Судьба открытия | страница 50
Стояла весна 1907 года. День шел к концу, и в сумерках, когда кое-где уже горели уличные фонари, по лестнице в мансарду вбежал самый молодой из ее жителей - естественник второго курса Гриша Зберовский. Он несся вверх по ступенькам такими прыжками, будто спасался от погони. Щеки его раскраснелись, пряди русых волос выбились из-под фуражки.
- Господа, кто не верит в науку? - закричал он, ворвавшись в коридор, сбрасывая на ходу с ботинок рваные калоши. - Наука одолеет практику! Химия опрокидывает социологию! Химия кладет на обе лопатки сельское хозяйство. Химия…
Недаром товарищи часто посмеивались над Гришей. Но сейчас некому было посмеяться всласть - дома оказался только филолог Матвеев, неторопливый, со сдержанным юмором, самый неразговорчивый из земляков. В расстегнутой косоворотке и студенческой тужурке, накинутой на плечи, он выглянул из комнаты:
- Ты что орешь? Воры? Пожар?
- Оставь, пожалуйста, Матвей… Господа! - закричал Гриша еще громче. - Величайшее открытие сделано! Господа!
- Господ-то, - Матвеев развел руками, - и дома нет… Вот как!
Зберовский затих. Он пытался повесить на гвоздь свою шинель; шинель почему-то срывалась и падала. Слышно было, как он дышит, запыхавшись.
А Матвеев несколько помедлил, стоя у порога комнаты и наблюдая за ним. Лишь спустя минуту спросил басом изрядной густоты:
- Из какой оперы? Говори-ка. А то мне некогда!
Гриша, видно, изнывал от желания что-то рассказать. Он оживился снова:
- Вот попробуй вникнуть. Хоть ты и филолог…
- Ну, ну! Предположим, филолог.
- Пойми, переворот в естествознании! В промышленности! Всюду! - он шагнул к середине коридора, посмотрел с торжеством. - Ты знаешь такую вещь - фотосинтез?…
Тут раздались шаги, голоса. Распахнулась наружная дверь. С лестницы вошло сразу четыре человека. Среди них свои и двое незнакомых для Гриши; свои - это были Осадчий и Крестовников.

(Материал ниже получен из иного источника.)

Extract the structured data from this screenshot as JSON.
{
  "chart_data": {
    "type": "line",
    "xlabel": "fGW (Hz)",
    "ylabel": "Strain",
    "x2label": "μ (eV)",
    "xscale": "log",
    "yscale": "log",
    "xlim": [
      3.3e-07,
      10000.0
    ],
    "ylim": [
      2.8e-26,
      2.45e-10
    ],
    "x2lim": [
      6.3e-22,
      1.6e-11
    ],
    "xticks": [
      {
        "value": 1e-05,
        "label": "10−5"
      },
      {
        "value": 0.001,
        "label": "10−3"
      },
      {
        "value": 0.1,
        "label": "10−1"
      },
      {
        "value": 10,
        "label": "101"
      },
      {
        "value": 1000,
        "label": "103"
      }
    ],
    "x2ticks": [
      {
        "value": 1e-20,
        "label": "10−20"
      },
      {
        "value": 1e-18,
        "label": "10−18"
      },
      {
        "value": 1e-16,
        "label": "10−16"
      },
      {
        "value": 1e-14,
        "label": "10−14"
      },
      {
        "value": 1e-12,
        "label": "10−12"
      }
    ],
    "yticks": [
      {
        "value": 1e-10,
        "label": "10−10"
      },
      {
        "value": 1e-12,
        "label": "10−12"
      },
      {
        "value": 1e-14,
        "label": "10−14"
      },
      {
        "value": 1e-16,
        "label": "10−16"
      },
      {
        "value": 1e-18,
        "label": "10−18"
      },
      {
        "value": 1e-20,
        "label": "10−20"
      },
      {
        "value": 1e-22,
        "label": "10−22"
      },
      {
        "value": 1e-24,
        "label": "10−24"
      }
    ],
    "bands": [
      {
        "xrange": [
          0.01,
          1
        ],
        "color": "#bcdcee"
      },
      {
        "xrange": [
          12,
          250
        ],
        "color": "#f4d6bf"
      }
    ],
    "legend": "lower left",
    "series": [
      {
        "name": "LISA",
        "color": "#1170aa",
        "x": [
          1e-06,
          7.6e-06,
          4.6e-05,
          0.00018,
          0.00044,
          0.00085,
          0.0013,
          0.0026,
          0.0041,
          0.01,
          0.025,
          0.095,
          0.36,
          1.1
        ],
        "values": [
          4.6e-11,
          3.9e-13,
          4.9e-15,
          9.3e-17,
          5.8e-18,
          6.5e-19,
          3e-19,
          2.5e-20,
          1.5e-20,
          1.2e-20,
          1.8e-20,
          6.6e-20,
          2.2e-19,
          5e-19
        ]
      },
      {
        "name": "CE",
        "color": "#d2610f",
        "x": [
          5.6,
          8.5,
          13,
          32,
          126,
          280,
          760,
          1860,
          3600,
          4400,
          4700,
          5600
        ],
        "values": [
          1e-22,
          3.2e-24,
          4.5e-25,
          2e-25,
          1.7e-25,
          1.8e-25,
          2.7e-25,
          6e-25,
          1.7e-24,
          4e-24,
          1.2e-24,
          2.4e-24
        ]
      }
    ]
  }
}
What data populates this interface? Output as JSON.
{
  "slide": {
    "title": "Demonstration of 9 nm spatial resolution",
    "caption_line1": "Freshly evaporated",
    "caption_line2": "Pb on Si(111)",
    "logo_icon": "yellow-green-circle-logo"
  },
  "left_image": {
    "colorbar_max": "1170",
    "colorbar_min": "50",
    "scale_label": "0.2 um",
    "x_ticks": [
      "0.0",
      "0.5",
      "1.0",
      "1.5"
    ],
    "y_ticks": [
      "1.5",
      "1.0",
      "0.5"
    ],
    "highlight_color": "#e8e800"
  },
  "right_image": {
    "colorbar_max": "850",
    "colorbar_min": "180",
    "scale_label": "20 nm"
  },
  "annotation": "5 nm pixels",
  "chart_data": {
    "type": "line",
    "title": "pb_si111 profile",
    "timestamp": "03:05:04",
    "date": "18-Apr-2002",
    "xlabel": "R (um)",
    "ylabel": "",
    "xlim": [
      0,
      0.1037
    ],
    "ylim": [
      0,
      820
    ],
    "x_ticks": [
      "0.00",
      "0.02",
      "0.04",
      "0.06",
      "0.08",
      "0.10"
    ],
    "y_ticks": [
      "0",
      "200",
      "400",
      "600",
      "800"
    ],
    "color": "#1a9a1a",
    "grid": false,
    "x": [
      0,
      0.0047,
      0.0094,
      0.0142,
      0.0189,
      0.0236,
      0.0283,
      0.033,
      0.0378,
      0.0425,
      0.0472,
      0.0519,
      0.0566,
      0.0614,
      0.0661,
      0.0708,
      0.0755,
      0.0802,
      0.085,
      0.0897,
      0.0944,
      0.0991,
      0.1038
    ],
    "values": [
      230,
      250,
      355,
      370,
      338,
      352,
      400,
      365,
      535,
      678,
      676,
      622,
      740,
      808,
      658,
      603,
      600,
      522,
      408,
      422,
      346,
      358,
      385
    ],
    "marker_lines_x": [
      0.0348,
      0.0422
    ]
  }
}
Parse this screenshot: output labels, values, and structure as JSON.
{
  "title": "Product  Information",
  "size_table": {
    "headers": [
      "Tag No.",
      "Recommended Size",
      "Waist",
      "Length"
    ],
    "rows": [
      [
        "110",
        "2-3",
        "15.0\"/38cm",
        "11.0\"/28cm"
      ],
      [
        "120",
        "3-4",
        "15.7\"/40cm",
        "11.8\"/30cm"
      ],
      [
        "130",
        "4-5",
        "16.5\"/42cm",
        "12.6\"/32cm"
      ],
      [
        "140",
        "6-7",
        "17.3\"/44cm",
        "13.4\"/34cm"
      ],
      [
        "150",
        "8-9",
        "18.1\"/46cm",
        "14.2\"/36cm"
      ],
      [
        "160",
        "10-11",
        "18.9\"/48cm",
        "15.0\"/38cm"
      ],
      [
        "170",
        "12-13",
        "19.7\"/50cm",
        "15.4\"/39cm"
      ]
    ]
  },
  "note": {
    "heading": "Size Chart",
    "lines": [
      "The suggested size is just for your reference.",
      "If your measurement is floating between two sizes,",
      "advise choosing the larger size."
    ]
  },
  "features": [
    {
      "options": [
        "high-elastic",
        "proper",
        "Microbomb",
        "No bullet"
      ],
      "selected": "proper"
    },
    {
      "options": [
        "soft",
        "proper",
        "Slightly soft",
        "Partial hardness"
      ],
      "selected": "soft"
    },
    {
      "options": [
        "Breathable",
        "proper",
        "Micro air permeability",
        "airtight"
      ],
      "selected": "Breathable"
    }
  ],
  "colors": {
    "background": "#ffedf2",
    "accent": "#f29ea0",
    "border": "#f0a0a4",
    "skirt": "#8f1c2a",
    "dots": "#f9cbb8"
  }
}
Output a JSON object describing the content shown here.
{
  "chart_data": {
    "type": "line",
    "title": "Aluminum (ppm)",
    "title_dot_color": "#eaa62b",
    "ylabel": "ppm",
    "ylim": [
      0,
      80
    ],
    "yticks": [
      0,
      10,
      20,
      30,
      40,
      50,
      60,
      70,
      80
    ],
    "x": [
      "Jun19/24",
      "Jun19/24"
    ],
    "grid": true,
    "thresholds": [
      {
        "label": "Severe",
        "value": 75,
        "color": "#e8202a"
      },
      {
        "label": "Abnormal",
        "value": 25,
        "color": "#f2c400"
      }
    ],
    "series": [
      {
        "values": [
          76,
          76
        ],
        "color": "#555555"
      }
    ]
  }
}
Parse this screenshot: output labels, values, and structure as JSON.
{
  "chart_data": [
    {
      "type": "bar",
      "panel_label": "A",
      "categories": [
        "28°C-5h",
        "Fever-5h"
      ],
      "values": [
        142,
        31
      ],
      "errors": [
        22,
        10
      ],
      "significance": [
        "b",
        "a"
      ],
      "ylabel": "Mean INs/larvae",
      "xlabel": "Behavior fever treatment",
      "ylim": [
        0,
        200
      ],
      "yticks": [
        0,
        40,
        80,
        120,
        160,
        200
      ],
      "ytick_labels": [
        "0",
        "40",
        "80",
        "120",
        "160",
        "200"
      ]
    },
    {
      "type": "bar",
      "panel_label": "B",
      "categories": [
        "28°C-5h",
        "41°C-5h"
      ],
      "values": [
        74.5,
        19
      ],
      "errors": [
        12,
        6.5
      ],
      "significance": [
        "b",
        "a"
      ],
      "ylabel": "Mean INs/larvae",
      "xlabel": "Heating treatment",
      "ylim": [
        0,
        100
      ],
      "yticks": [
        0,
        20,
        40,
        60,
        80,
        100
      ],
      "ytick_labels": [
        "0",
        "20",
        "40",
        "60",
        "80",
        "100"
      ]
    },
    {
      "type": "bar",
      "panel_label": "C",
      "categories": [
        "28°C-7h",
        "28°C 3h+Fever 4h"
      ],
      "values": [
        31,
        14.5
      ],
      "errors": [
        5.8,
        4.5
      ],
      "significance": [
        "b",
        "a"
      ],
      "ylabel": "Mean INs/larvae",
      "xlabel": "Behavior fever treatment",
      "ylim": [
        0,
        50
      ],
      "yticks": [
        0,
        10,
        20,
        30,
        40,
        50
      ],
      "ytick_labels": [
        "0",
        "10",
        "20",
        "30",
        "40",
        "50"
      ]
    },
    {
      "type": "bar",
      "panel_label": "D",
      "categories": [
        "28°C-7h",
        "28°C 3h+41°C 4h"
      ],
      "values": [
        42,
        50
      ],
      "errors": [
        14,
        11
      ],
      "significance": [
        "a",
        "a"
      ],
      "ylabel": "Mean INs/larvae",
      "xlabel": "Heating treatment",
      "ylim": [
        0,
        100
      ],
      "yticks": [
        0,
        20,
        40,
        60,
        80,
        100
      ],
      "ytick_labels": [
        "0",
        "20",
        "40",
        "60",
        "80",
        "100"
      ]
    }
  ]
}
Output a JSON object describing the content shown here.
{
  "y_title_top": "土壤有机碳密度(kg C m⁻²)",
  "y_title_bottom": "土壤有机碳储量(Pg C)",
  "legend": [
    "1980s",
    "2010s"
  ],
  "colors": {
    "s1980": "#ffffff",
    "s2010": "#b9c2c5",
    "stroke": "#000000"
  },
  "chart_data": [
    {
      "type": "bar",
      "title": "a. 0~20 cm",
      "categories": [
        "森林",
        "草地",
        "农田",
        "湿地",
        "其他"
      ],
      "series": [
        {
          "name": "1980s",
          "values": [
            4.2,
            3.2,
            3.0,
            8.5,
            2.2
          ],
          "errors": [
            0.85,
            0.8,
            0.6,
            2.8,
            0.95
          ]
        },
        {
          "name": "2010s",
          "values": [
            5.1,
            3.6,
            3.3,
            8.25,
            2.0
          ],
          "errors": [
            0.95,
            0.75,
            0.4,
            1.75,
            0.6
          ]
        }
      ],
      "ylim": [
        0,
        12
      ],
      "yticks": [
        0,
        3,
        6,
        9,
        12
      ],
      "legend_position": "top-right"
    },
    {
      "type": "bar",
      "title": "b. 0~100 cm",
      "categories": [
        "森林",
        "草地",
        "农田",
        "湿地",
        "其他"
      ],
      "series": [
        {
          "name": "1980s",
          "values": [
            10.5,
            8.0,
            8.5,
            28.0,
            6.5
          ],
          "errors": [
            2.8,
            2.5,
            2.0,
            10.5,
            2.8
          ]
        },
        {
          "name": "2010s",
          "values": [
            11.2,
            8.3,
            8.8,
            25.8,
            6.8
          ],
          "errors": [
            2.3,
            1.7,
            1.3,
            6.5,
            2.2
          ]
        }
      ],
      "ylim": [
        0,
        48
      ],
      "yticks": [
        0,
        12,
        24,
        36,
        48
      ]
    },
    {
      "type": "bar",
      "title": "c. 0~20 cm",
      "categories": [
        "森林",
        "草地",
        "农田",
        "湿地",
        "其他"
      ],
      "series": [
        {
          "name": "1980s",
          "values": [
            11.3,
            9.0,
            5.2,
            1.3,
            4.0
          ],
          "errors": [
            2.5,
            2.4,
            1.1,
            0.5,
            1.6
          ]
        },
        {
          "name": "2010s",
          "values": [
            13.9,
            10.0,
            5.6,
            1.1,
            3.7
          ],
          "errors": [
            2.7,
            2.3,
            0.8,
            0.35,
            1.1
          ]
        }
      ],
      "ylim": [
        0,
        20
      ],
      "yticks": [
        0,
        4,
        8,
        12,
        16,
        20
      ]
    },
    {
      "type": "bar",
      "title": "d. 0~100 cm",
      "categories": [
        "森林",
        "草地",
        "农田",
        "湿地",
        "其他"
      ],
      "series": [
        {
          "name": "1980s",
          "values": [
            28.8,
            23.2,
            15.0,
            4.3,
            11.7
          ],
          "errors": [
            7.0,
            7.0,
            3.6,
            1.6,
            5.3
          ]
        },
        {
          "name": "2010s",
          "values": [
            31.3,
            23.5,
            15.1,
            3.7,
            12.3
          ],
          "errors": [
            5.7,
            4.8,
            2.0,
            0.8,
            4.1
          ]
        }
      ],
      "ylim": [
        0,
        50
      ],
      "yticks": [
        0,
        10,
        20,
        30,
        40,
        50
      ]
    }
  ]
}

Войдя, они еще перекидывались фразами. Продолжали то, о чем беседовали по дороге.
- Что - Дума? Фальшивая монета! - бросил один из чужих.
- Так и написано в статье, - сказал Осадчий, - грубая подделка! Народное якобы представительство!
Зберовский косился на вошедших. Тем временем Осадчий говорил про какую-то газету: ему дали ее только на часок. Жестом пригласил в комнату, где он живет:
- Прошу, пожалуйста! Пойдемте! - И оглянулся: - Ага, Зберовский… Ну и ты иди, если хочешь. Кто дома еще?… А, Матвей! Вот очень кстати!..
Матвеев, надо вскользь заметить, был в действительности Иван. Однако все его называли Матвеем.